Biden, whose visit was announced by the office of President Petro Poroshenko, has been the front man for U.S. policy towards Ukraine since street protests in 2013-2014 forced a Russian-backed leader to flee and the pro-Western opposition took over, promising sweeping reforms whose delivery has been patchy.
The United States has invested heavily in the reform process, providing over $3 billion in economic assistance. It has imposed sanctions against Russia for annexing Ukraine’s Crimean peninsula and backing separatists in a conflict in the east of the country.
Biden has been closely involved, visiting Ukraine four times since the change in power and maintaining regular telephone contact with Poroshenko and the prime minister.
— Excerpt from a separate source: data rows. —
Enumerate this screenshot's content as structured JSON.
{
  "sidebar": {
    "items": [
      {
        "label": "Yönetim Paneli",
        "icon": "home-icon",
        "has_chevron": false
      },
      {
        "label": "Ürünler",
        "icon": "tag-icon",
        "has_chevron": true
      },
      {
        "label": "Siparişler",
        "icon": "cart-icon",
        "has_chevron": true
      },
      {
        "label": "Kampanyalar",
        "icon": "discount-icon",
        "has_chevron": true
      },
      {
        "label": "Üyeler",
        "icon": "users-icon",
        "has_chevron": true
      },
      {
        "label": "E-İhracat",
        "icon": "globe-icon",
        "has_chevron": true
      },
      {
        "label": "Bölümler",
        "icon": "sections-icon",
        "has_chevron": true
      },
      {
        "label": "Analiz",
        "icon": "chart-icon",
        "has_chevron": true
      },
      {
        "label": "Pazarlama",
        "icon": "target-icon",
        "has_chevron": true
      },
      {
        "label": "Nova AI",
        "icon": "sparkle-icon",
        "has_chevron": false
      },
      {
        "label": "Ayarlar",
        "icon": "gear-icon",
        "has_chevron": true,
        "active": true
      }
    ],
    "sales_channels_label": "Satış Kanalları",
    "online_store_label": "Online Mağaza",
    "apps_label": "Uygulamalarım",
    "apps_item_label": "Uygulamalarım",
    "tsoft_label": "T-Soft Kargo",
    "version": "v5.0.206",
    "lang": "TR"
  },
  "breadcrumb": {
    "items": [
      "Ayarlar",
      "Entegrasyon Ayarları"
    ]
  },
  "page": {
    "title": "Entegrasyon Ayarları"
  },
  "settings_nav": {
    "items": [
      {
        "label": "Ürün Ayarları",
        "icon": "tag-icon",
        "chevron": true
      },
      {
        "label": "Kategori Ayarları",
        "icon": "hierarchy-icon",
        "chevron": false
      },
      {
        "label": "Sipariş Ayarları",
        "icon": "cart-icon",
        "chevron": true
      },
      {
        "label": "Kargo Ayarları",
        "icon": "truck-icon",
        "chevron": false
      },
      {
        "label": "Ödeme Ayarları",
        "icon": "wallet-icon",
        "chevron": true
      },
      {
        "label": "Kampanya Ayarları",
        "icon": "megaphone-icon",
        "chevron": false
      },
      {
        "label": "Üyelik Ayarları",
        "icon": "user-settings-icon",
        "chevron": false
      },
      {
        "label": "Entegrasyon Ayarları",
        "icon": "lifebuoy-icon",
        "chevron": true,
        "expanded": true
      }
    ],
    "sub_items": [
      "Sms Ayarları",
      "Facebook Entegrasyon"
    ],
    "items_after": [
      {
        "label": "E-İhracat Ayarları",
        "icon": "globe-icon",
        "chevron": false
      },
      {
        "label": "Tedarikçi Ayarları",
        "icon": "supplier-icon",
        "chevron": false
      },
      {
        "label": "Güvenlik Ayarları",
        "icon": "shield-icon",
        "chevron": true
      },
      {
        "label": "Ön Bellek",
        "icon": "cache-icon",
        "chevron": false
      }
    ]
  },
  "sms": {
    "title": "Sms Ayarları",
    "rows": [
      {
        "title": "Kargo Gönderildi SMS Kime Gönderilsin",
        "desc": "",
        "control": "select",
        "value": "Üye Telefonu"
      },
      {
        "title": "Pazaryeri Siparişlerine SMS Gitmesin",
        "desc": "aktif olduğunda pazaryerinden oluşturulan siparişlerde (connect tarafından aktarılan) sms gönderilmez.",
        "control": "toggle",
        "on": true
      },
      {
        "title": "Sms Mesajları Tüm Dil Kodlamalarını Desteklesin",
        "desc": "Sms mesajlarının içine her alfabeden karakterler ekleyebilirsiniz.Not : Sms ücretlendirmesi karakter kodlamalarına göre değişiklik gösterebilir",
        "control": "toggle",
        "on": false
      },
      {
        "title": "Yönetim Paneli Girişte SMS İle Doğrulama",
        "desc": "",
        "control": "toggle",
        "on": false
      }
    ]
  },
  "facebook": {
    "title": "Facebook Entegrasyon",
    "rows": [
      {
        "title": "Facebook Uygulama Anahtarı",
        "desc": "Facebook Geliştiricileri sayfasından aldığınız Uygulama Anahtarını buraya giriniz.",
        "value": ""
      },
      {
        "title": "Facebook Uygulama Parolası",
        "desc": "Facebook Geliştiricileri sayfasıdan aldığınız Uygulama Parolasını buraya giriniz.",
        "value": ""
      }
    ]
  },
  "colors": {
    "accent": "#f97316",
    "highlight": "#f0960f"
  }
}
Officials in Ukraine have expressed concern that U.S. support could wane following the Jan. 20 inauguration of Trump, who has voiced admiration for Russian President Vladimir Putin and a desire to improve ties with Moscow.
Biden, who last year promised the “unwavering support” of the United States for Ukraine, has nevertheless chastised officials for lacklustre reform efforts, warning that endemic corruption risks undermining international will to maintain sanctions on Russia.
During Biden’s last visit to Kiev in December 2015, he made an impassioned speech to the Ukrainian parliament, saying lawmakers needed to do more in “a historic battle against corruption.”